편집: Sergey Ohanyan 2019년 2월 14일

I want to implement custom error function to backpropagation algorithm, and enforce to update weights with taking into account output layer outputs.

Network consists of one hidden layer. The inputs are (n,1) vector, outputs have the same dimensions.

Lets say we have given input and target, I want to calculate error function as

E = ((input*output-target)^2)/2

so at each iteration target updates to reach initial target.

updatedTarget = input*output

According to this, derivatives are modified to

dE_dOutput(j) = sum(input .* netOutputLayerOutputs - initialTarget(j)) * input(j);

the code part of backpropagation algorithm is provided below

 
for i = 1:100      
    for j = 1 : length(input)        
        % forward propagation
        netHiddenLayerValues(j) = sum(netHiddenLayerWeights(:,j) .* input(j))  + netBiasValue1 * 1;
        netHiddenLayerOutputs(j) = 1/(1 + exp(-netHiddenLayerValues(j)));
        netOutputLayerValues(j) = sum(netOutputLayerWeights(:,j) * netHiddenLayerOutputs(j)) + netBiasValue2 * 1;
        netOutputLayerOutputs(j) = 1/(1 + exp(-netOutputLayerValues(j)));    
        % Custom target function
        target(j) = input(j) * netOutputLayerOutputs(j);    
        % back propagation for output layer        
        % customized error derivative with respect to output layer outputs
        dE_dOutput(j) = sum(input .* netOutputLayerOutputs - initialTarget(j)) * input(j);
        
        %dE_dOutput(j) = -(target(j) - netOutputLayerOutputs(j));  % this is for standart mse
        % partial derivative of logistic function with respect to network output value
        dOutput_dNetout(j) = netOutputLayerOutputs(j) * (1 - netOutputLayerOutputs(j));    
        % partial derivative of network output with respect to weight
        dNetout_dw(j) = netHiddenLayerOutputs(j);    
        % calculate total error for output layer     
        d_EtotalOut(j) = dE_dOutput(j) * dOutput_dNetout(j) * netHiddenLayerOutputs(j);
        
        % calculate back propagation error for hidden layer
        d_EtotalHidden_dOut(j) = dE_dOutput(j) * dOutput_dNetout(j) * netOutputLayerWeights(j);
        dOut_dNetHidden(j) = netHiddenLayerOutputs(j) * (1 - netHiddenLayerOutputs(j));
        dNetHidden_dw(j) = input(j);        
        d_EtotalHiddenOut(j) = d_EtotalHidden_dOut(j) * dOut_dNetHidden(j) * dNetHidden_dw(j);    
    
        % update weights for hidden layer
        netHiddenLayerWeights(:,j) = netHiddenLayerWeights(:,j) - eta * d_EtotalHiddenOut(j);
    
        % update weights for output layer 
        netOutputLayerWeights(:,j) = netOutputLayerWeights(:,j) - eta * d_EtotalOut(j);
    end
end

The figures above shows how are changes during iterations (5,10,20,50,100 iterations respectively), outputs of net(orange) and updated target (blue).

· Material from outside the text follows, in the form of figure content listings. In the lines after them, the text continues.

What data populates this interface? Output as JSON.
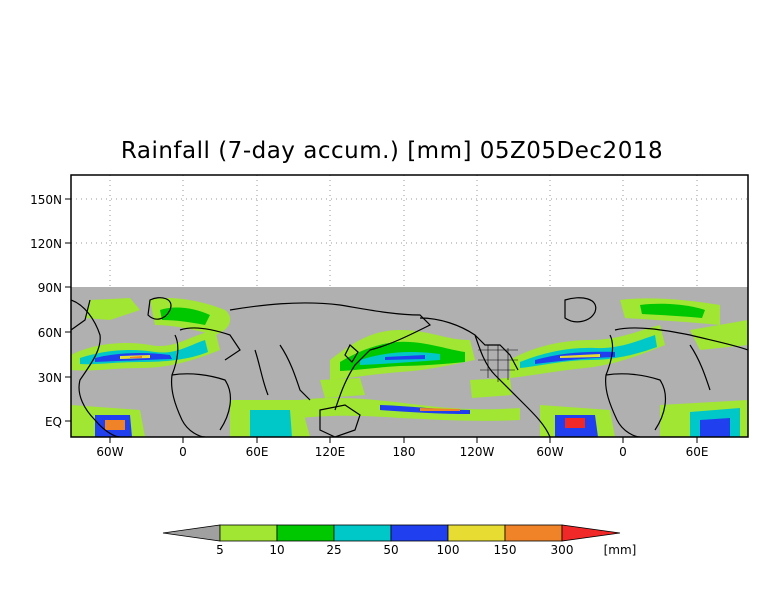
{
  "title": "Rainfall (7-day accum.) [mm] 05Z05Dec2018",
  "map": {
    "y_ticks": [
      "150N",
      "120N",
      "90N",
      "60N",
      "30N",
      "EQ"
    ],
    "x_ticks": [
      "60W",
      "0",
      "60E",
      "120E",
      "180",
      "120W",
      "60W",
      "0",
      "60E"
    ],
    "no_data_color": "#b0b0b0",
    "coastline_color": "#000000"
  },
  "colorbar": {
    "labels": [
      "5",
      "10",
      "25",
      "50",
      "100",
      "150",
      "300"
    ],
    "unit": "[mm]",
    "colors": [
      "#a0a0a0",
      "#a0e632",
      "#00c800",
      "#00c8c8",
      "#2040f0",
      "#e6dc32",
      "#f08228",
      "#f02828"
    ]
  }
}
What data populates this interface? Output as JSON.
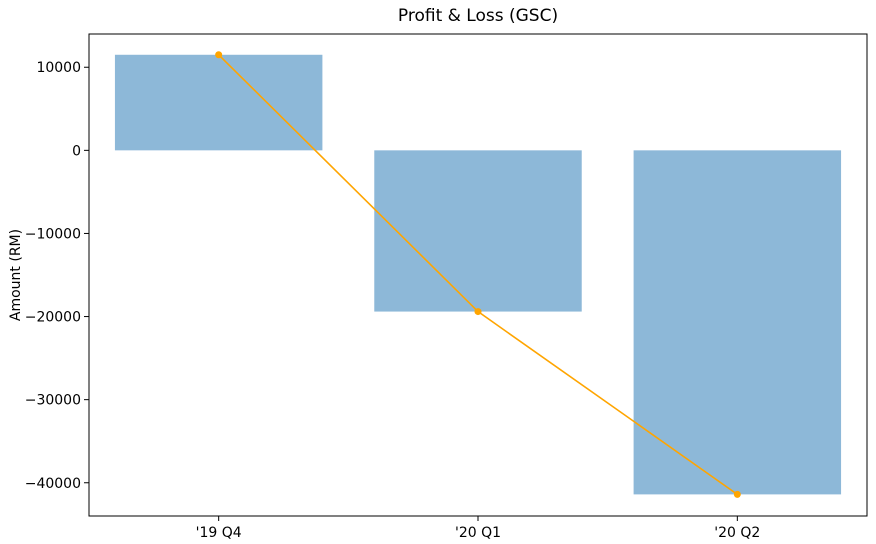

The static curves are inputs (yellow) and initial or real target (magenta).

The issue is that updated at each iteration target doesnot reach real initial target.

Please write if you notice error in algorithm implementation or logic.

The backpropagation algorithm with mse error is described here step-by-step-backpropagation-example.

Thanks.